The numbers don't lie - and they're awful - as the World Bank delivers a devastating assessment of global economic prospects by slashing its global growth forecast to 2.3% for 2025 - the slowest pace since 2008.
The global development organisation's latest clarion call informs us that the world's economy is buckling under the weight of the United States-China trade war - one that shows no signs of abating as yet.
High tariffs and heightened uncertainty now pose a "significant headwind" for nearly all economies, according to the World Bank's latest Global Economic Prospects report.

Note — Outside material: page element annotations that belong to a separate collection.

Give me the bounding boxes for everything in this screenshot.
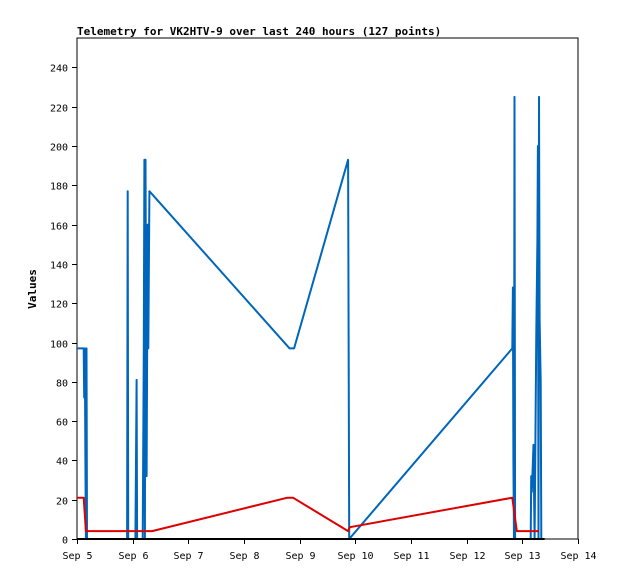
x-tick-label: Sep 9 [285,551,315,562]
y-axis-label: Values [26,269,39,309]
x-axis: Sep 5 Sep 6 Sep 7 Sep 8 Sep 9 Sep 10 Sep 11 Sep… [62,539,597,562]
y-tick-label: 160 [50,222,68,233]
x-tick-label: Sep 14 [560,551,596,562]
x-tick-label: Sep 5 [62,551,92,562]
y-tick-label: 200 [50,143,68,154]
y-tick-label: 240 [50,64,68,75]
y-tick-label: 100 [50,340,68,351]
x-tick-label: Sep 8 [229,551,259,562]
y-tick-label: 60 [56,418,68,429]
plot-area-frame [76,37,579,540]
y-tick-label: 120 [50,300,68,311]
x-tick-label: Sep 7 [173,551,203,562]
y-tick-label: 20 [56,497,68,508]
y-tick-label: 40 [56,457,68,468]
y-tick-label: 140 [50,261,68,272]
y-tick-label: 0 [62,536,68,547]
data-series-layer [77,95,545,540]
y-tick-label: 80 [56,379,68,390]
chart-title: Telemetry for VK2HTV-9 over last 240 hou… [77,25,441,38]
series-line-2 [77,496,539,533]
x-tick-label: Sep 13 [504,551,540,562]
y-axis: 0 20 40 60 80 100 120 140 160 180 200 220 240 [50,64,77,547]
x-tick-label: Sep 10 [337,551,373,562]
series-line-1 [77,95,543,540]
y-tick-label: 220 [50,104,68,115]
x-tick-label: Sep 6 [118,551,148,562]
y-tick-label: 180 [50,182,68,193]
x-tick-label: Sep 11 [393,551,429,562]
x-tick-label: Sep 12 [449,551,485,562]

Its chief economist Indermit Gill minced no words, saying that "international discord - about trade in particular - has upended many of the policy certainties that helped shrink extreme poverty and expand prosperity after the end of World War II".
The macro picture is stark and unforgiving for anyone hoping for a swift economic turnaround.
After decades of globalisation that drove unprecedented prosperity across both developed and emerging markets, we're witnessing its potential unravelling in real-time as protectionist policies take hold.
Effective tariff rates have reached levels not seen in a century, creating what the IMF describes as a "highly unpredictable environment" that's paralysing business investment and planning.
The US economy, once a driver of growth, has had its forecast sliced by 0.9% to just 1.4%, while Europe isn't faring much better, with GDP expectations down 0.3% to a measly 0.7%.
Meanwhile, global merchandise trade is expected to decline by 0.2% in 2025, with North America facing a significant 12.6% drop in exports that will ripple through supply chains worldwide.

A glimmer of hope…
Yet there's a glimmer of hope buried in the doom economic institutions highlight.
The World Bank suggests that if today's trade disputes were resolved with agreements that halve tariffs, global growth could be stronger by about 0.2% on average over this year and next.
“Global cooperation is needed to restore a more stable and transparent global trade environment and scale up support for vulnerable countries grappling with conflict, debt burdens, and climate change,” the report states.
“Across emerging market and developing economies (EMDEs), domestic policy action is also critical to contain inflation risks, strengthen fiscal resilience through improved revenue mobilisation, and reprioritise spending.”
…is sometimes just a glimmer
The tragedy is that this economic carnage would be entirely avoidable if political leaders had chosen cooperation over confrontation.
Everyone loses in trade wars, but some lose more than others - as the weakest economies bear the brunt of disrupted commerce.
As supply chains fragment and costs soar across nearly all industries, the beneficiaries of decades of economic integration are being systematically dismantled by politicians wielding tariffs like weapons.
The World Bank's forecast follows similar downsizes by the OECD and IMF, creating a chorus of warnings from the world's top economic institutions.
The era of seamless global trade may be ending, and the consequences could be felt for years to come.